The amendments introduced by the Act of December 16, 2016 on amendments to certain Acts aimed at improving the legal environment of entrepreneurs (Journal of Laws of 2016, item 2255), a part of provisions of which entered into force already on 1 January 2017, pertain to, in addition to amendments regarding i.a. an irregular proxy, also to additional obligations which were imposed by the legislator on members of the board of limited liability companies and joint stock companies.

The amendment in question applies respectively to art. 209 KSH – in relation to limited liability company and art. 377 KSH – in relation to joint stock company.

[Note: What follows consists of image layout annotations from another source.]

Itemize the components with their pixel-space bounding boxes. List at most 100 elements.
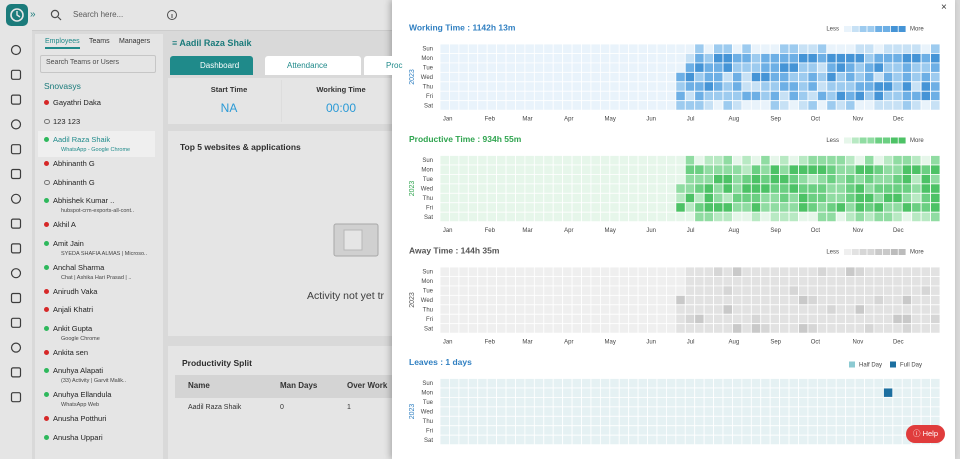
employee-name[interactable]: Anusha Potthuri [53,414,107,423]
heatmap-cell [703,192,714,204]
heatmap-cell [552,285,564,296]
help-button[interactable]: ⓘ Help [906,425,945,443]
heatmap-cell [590,276,601,287]
nav-icon[interactable] [10,268,22,279]
heatmap-cell [656,202,667,213]
heatmap-cell [807,183,818,194]
expand-button[interactable]: » [30,9,36,20]
heatmap-cell [826,155,837,166]
heatmap-cell [703,415,714,427]
detail-tab[interactable]: Proc [364,56,404,75]
heatmap-cell [656,387,667,398]
heatmap-cell [694,71,705,83]
heatmap-cell [826,396,837,408]
employee-name[interactable]: Amit Jain [53,238,84,248]
heatmap-cell [656,164,667,175]
employee-name[interactable]: Gayathri Daka [53,98,101,107]
employee-name[interactable]: Akhil A [53,220,76,229]
employee-name[interactable]: Anusha Uppari [53,432,103,442]
employee-name[interactable]: Ankit Gupta [53,323,93,333]
employee-name[interactable]: Anuhya Alapati [53,366,104,375]
nav-icon[interactable] [10,94,22,105]
heatmap-cell [439,294,450,306]
panel-tab[interactable]: Teams [89,38,110,45]
nav-icon[interactable] [10,292,22,304]
heatmap-cell [647,276,658,287]
heatmap-cell [515,100,526,111]
employee-name[interactable]: Anjali Khatri [53,305,94,314]
employee-name[interactable]: Aadil Raza Shaik [53,135,111,144]
nav-icon[interactable] [10,44,22,56]
heatmap-cell [826,313,837,325]
nav-icon[interactable] [10,144,22,155]
nav-icon[interactable] [10,193,22,204]
heatmap-cell [675,211,686,223]
employee-name[interactable]: Abhishek Kumar .. [53,196,115,205]
heatmap-cell [581,434,592,446]
heatmap-cell [892,294,903,306]
heatmap-cell [694,211,705,223]
heatmap-cell [760,406,771,417]
heatmap-cell [524,81,535,92]
info-icon[interactable] [166,9,178,21]
heatmap-cell [552,425,564,436]
search-input[interactable]: Search here... [73,10,124,19]
employee-name[interactable]: Abhinanth G [53,177,95,187]
heatmap-cell [760,323,771,334]
nav-icon[interactable] [10,317,22,328]
heatmap-cell [675,313,686,325]
close-button[interactable]: × [941,2,947,13]
employee-name[interactable]: Anirudh Vaka [53,286,98,296]
nav-icon[interactable] [10,342,22,353]
nav-icon[interactable] [10,218,22,229]
heatmap-cell [816,62,828,73]
detail-tab[interactable]: Dashboard [170,56,253,75]
heatmap-cell [496,62,507,73]
nav-icon[interactable] [10,392,22,403]
nav-icon[interactable] [10,367,22,378]
employee-name[interactable]: 123 123 [53,116,81,126]
employee-name[interactable]: Abhinanth G [53,159,95,168]
heatmap-cell [628,425,639,436]
card-title: Productivity Split [182,358,252,368]
heatmap-cell [515,164,526,175]
nav-icon[interactable] [10,168,22,180]
panel-tab[interactable]: Employees [45,38,80,49]
nav-icon[interactable] [10,119,22,130]
heatmap-cell [666,71,677,83]
heatmap-cell [666,425,677,436]
heatmap-cell [581,202,592,213]
heatmap-cell [826,90,837,102]
heatmap-cell [656,211,667,223]
day-label: Sat [424,215,433,221]
team-search[interactable] [40,55,156,73]
heatmap-cell [467,387,479,398]
nav-icon[interactable] [10,243,22,254]
panel-tab[interactable]: Managers [119,38,151,45]
employee-name[interactable]: Anuhya Ellandula [53,390,112,399]
heatmap-cell [750,183,762,194]
heatmap-cell [618,53,630,64]
month-label: Aug [729,340,740,346]
heatmap-cell [760,294,771,306]
heatmap-cell [647,396,658,408]
heatmap-cell [864,100,875,111]
employee-name[interactable]: Anchal Sharma [53,262,105,272]
heatmap-cell [845,378,856,389]
split-card [168,346,408,459]
month-label: Mar [522,228,532,234]
heatmap-cell [505,276,516,287]
heatmap-cell [807,396,818,408]
heatmap-cell [486,173,498,185]
nav-icon[interactable] [10,69,22,80]
employee-name[interactable]: Ankita sen [53,347,89,357]
heatmap-cell [694,304,705,315]
detail-tab[interactable]: Attendance [265,56,361,75]
heatmap-cell [779,434,790,446]
heatmap-cell [854,202,865,213]
heatmap-cell [713,285,724,296]
heatmap-cell [722,323,733,334]
heatmap-cell [694,415,705,427]
leave-legend-swatch [849,361,855,368]
heatmap-cell [533,387,545,398]
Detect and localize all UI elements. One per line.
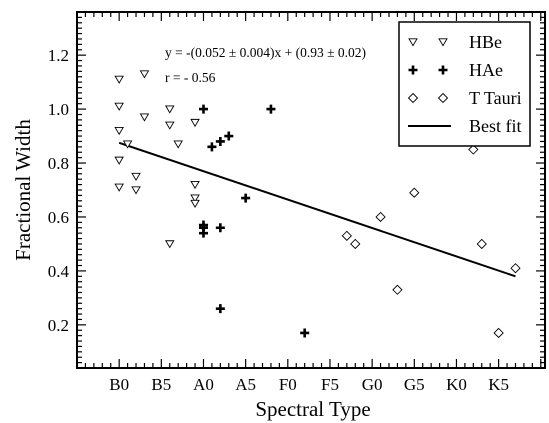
ttauri-point [493,327,504,339]
x-tick-labels: B0 B5 A0 A5 F0 F5 G0 G5 K0 K5 [109,375,509,394]
correlation-annotation: r = - 0.56 [165,70,216,85]
ttauri-point [350,238,361,250]
legend-hae-marker [438,65,448,75]
hbe-point [164,240,175,249]
hae-point [198,104,208,114]
y-tick-labels: 0.2 0.4 0.6 0.8 1.0 1.2 [48,46,70,335]
legend-hbe-marker [408,38,418,47]
legend-label-hbe: HBe [469,32,502,52]
legend-ttauri-marker [407,92,419,104]
x-tick-label: B0 [109,375,129,394]
y-tick-label: 0.8 [48,154,69,173]
hae-point [215,223,225,233]
y-tick-label: 0.2 [48,316,69,335]
best-fit-line [118,141,516,278]
y-axis-label: Fractional Width [11,119,35,261]
x-tick-label: A5 [235,375,256,394]
ttauri-point [510,263,521,274]
x-tick-label: K5 [488,375,509,394]
best-fit-line-group [118,141,516,278]
hbe-point [190,118,200,128]
legend-hbe-marker [438,38,448,47]
hbe-point [190,199,200,208]
ttauri-point [468,144,479,155]
hbe-point [114,102,124,111]
hbe-point [114,183,124,192]
hbe-point [190,194,200,203]
y-tick-label: 1.0 [48,100,69,119]
fit-equation-annotation: y = -(0.052 ± 0.004)x + (0.93 ± 0.02) [165,45,366,60]
hbe-point [139,113,150,122]
hae-point [198,228,208,238]
legend-hae-marker [408,65,418,75]
hbe-point [114,156,124,165]
legend-label-ttauri: T Tauri [469,88,522,108]
ttauri-point [476,238,487,250]
legend-label-hae: HAe [469,60,503,80]
hbe-point [114,75,124,84]
y-tick-label: 0.6 [48,208,69,227]
data-points [114,70,521,339]
x-tick-label: K0 [446,375,467,394]
x-tick-label: F0 [279,375,297,394]
x-tick-label: F5 [321,375,339,394]
x-tick-label: G5 [404,375,425,394]
hae-point [300,328,310,338]
hbe-point [173,140,183,149]
axis-ticks [76,11,545,368]
ttauri-point [375,211,386,223]
hbe-point [164,105,175,114]
legend-label-bestfit: Best fit [469,116,522,136]
hbe-point [122,140,133,149]
hae-point [266,104,276,114]
x-axis-label: Spectral Type [255,397,370,421]
hbe-point [190,180,200,190]
x-tick-label: G0 [362,375,383,394]
hbe-point [164,121,175,130]
legend: HBe HAe T Tauri Best fit [398,21,531,147]
x-tick-label: A0 [193,375,214,394]
ttauri-point [341,230,352,241]
hbe-point [139,70,150,79]
hae-point [207,142,217,152]
y-tick-label: 0.4 [48,262,70,281]
x-tick-label: B5 [151,375,171,394]
hbe-point [114,127,124,136]
hbe-point [131,186,141,195]
y-tick-label: 1.2 [48,46,69,65]
hae-point [215,304,225,314]
ttauri-point [409,187,420,198]
hbe-point [131,172,141,182]
ttauri-point [392,284,403,295]
hae-point [241,193,251,203]
hae-point [215,136,225,146]
legend-ttauri-marker [437,92,449,104]
hae-point [224,131,234,141]
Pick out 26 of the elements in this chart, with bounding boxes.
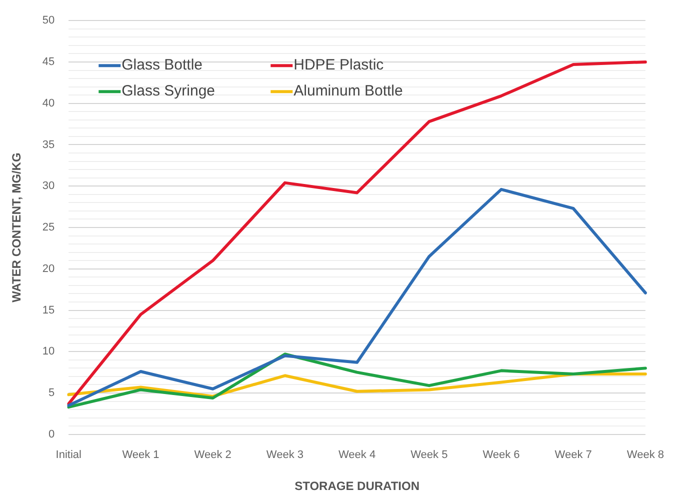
x-tick-label: Week 5 (410, 449, 448, 462)
y-tick-label: 15 (42, 304, 55, 316)
y-tick-label: 35 (42, 138, 55, 151)
legend-label: Glass Syringe (122, 82, 216, 100)
x-tick-label: Week 7 (554, 449, 592, 462)
y-tick-label: 30 (42, 180, 55, 192)
x-axis-title: STORAGE DURATION (294, 479, 420, 494)
y-axis-title: WATER CONTENT, MG/KG (10, 152, 24, 302)
x-tick-label: Week 8 (626, 449, 664, 462)
x-tick-label: Week 6 (482, 449, 520, 462)
x-tick-label: Week 3 (266, 449, 304, 462)
y-tick-label: 25 (42, 222, 55, 234)
y-tick-label: 50 (42, 14, 55, 27)
legend-label: HDPE Plastic (294, 56, 384, 74)
y-tick-label: 10 (42, 346, 55, 358)
y-tick-label: 5 (48, 387, 55, 400)
y-tick-label: 20 (42, 262, 55, 275)
legend-label: Aluminum Bottle (294, 82, 403, 100)
y-tick-label: 40 (42, 97, 55, 110)
x-tick-label: Week 2 (194, 449, 232, 462)
y-tick-label: 45 (42, 56, 55, 68)
x-tick-label: Initial (56, 449, 82, 462)
legend-label: Glass Bottle (122, 56, 203, 74)
y-tick-label: 0 (48, 428, 55, 440)
x-tick-label: Week 4 (338, 449, 376, 462)
x-tick-label: Week 1 (122, 449, 160, 462)
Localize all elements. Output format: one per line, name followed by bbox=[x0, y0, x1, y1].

Hitherto wording of the above provisions was as follows: “In the case of a conflict of interest of a company with the interest of a member of the board, his or her spouse, blood relatives and close relatives to the second degree and persons with whom he or she is personally related, then the member of the board should refrain from participating in the settlement of such cases and he or she may request that it is indicated in the minutes.” Now, the wording of the above provisions is as follows: “In the case of a conflict of interest of a company with the interest of a member of the board, his or her spouse, blood relatives and close relatives to the second degree and persons with whom he or she is personally related, then the member of the board should disclose the conflict of interest and refrain from participating in the settlement of such cases and he or she may request that it is indicated in the minutes.”

The above amendment imposes an additional obligation on the board member. The new regulations oblige a board member to disclose his or his relatives’ conflict of interest  with the company’s interest. It is not enough, as it has been so far, to simply refrain from participating in the settlement of a given case.

According to the justification of the aforementioned Act, the introduced amendment “aims at increasing the transparency of management of companies in the event of a conflict of interest, and consequently at a better protection of a corporation and its shareholders”.